Former president Jacob Zuma. (Phil Magakoe/Reuters)
In 2006, Jacob Zuma, during a trial in which he was accused of rape, was at the receiving end of a strong rebuke from a white male judge for having unprotected sexual intercourse with someone who was not his regular partner — in short, for showing contempt for women.
In response, Zuma was rather submissive and repentant. He was acquitted of the charge. Nearly 20 years later, he receives another strong admonishment from a judge for showing contempt for the rule of law. This time it is a black female judge, backed by six of her colleagues.
Instead of deference or repentance, we witness a backlash.
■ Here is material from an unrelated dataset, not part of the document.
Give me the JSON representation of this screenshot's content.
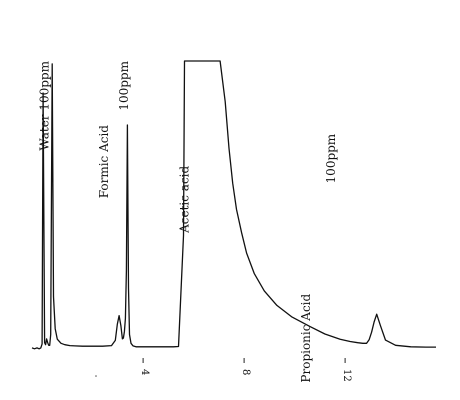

Acting Chief Justice Sisi Khampepe, a judge with an impressive legal pedigree, is at the receiving end of a vitriolic sexist outburst, with the judgment that she penned being described by the Jacob Zuma Foundation as “judicially emotional and angry”. Such a response — to attach emotional motivation for the actions or words of professional women — is an illustration of textbook misogyny. It reduces women to emotional beings and reinforces the trope about women as hysterical or irrational, devoid of intellect.
Attacks on judges are hardly new in South Africa. Attacks on the judiciary started shortly after Zuma became president in 2008, with Gwede Mantashe, then secretary general of the ANC, referring to judges as “counter-revolutionaries”. Others, such as the Economic Freedom Fighters’ Julius Malema, have been quite adroit at constant attacks against the judiciary while frequently approaching the courts for adjudication on a range of matters, ironically dependent on judges to carry out their adjudicatory functions without fear or favour.
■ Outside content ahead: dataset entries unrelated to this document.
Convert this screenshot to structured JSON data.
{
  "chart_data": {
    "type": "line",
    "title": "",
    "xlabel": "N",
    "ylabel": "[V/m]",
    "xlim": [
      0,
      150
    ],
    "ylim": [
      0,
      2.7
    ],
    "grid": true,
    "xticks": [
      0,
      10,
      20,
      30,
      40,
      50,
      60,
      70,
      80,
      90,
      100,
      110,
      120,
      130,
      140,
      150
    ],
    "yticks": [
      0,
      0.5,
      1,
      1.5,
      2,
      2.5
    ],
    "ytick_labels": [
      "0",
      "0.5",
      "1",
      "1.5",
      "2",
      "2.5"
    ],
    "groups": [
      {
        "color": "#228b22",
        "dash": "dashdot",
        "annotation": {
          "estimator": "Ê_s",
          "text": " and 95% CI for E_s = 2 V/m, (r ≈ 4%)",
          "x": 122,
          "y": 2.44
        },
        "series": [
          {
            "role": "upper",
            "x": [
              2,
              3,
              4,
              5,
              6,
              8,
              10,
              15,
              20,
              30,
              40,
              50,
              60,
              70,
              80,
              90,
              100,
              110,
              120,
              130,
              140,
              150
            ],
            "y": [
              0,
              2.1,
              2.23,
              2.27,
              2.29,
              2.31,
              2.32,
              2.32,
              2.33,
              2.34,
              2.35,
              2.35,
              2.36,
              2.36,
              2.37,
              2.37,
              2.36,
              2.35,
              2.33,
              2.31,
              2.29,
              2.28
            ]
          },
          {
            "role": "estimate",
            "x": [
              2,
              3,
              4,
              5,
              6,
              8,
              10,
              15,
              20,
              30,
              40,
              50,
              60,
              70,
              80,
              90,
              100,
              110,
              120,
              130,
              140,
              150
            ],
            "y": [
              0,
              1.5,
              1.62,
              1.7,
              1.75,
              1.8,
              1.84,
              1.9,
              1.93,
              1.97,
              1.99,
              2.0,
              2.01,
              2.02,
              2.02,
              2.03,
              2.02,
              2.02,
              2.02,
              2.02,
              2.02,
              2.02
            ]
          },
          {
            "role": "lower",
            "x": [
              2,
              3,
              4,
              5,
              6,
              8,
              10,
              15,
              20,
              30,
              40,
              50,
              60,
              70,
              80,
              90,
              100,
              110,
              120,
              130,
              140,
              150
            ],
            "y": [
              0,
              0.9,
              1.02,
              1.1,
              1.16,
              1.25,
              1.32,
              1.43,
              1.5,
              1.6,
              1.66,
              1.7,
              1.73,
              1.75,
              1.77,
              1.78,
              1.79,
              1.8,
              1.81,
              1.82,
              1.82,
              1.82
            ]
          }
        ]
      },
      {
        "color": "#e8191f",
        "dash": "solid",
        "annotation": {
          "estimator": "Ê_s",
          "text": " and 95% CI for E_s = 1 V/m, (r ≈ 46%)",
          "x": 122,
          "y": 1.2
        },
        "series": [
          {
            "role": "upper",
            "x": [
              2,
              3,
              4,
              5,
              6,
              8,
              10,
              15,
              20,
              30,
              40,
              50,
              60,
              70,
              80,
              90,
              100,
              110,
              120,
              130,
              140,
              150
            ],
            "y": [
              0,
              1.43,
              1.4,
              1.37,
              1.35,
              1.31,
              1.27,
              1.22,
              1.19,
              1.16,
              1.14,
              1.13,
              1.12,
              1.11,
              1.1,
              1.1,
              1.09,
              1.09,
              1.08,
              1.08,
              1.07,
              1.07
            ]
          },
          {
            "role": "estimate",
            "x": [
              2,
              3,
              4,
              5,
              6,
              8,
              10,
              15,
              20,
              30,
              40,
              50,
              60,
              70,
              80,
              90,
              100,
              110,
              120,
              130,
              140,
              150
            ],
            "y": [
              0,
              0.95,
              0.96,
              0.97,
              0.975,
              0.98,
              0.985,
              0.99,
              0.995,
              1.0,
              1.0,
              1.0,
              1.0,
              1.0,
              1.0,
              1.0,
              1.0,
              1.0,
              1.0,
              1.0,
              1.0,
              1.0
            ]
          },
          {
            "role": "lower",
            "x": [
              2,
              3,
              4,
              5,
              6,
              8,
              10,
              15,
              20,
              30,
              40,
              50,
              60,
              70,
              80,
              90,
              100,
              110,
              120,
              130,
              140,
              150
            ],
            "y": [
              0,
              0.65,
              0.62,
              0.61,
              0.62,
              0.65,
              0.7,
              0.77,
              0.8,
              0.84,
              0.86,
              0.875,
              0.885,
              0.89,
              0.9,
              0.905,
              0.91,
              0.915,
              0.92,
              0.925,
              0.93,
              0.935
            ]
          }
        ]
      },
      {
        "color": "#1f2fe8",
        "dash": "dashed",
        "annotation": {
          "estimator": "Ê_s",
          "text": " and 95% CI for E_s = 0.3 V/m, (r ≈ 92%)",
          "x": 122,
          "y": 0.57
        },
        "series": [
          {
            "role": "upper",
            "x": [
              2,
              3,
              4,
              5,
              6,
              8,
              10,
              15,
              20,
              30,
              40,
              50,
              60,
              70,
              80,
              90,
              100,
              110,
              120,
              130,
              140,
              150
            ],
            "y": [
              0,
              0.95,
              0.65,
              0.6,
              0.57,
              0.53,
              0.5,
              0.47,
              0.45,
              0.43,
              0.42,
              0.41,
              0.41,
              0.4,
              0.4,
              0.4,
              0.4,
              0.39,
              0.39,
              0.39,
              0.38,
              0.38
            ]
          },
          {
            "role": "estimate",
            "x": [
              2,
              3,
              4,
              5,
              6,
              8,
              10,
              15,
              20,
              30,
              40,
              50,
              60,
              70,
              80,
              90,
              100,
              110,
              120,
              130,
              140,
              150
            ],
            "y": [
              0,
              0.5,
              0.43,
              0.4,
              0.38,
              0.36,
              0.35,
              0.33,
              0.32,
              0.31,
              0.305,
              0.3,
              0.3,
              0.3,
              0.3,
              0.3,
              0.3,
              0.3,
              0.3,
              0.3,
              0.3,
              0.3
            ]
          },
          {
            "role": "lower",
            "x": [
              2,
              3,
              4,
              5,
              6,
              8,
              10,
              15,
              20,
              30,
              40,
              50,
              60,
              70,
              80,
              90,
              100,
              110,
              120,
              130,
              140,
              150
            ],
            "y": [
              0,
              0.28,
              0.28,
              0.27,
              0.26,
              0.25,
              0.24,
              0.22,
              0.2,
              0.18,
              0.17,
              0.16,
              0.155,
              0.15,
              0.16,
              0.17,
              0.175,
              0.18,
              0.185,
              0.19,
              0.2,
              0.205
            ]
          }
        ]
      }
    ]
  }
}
Judges should not be beyond reproach. But criticism of judges should not be ad-hominem and personal. They ought to be directed at and located in decisions that judges make after a deliberative process, which are justified through judicial reasoning and analysis and which are explained in the judgment. This is exactly what Khampepe and the majority did in the decision of Jacob Gedleyihlekisa Zuma v Secretary of the Judicial Commission of Inquiry into Allegations of State Capture & Others.
Even if one does not agree with their decision, criticism should be directed at the reasons provided. Personal attacks on judges, as opposed to critiques of their judgments, serve no purpose other than demeaning the judiciary, an important pillar of South Africa’s hard-fought and fragile constitutional democracy. Such attacks may also result in the rule of law itself being undermined.
Attacking Khampepe’s decision as emotional or angry is a standard tactic of those men who have a particular view of women as passive and deferential. For them, independent and assertive women are particularly objectionable. An independent and smart female judge, deliberating on the fate of a man who holds those views, induces an extraordinarily strong reaction from the man.
We should not forget the vilification of Fezekile Ntsukela Kuzwayo (Kwezi) during the Zuma rape trial and the hate and contempt levelled at her, including effigies of her that were burnt outside of court. What the Zuma foundation appears to forget is that it is dealing not with, as then, a vulnerable woman, who was unable to protect herself and forced into exile, but a powerful woman, the acting chief justice, and the ultimate symbol of the rule of law in South Africa.
This is a misstep by the former president and his enablers — and they will be the ultimate losers.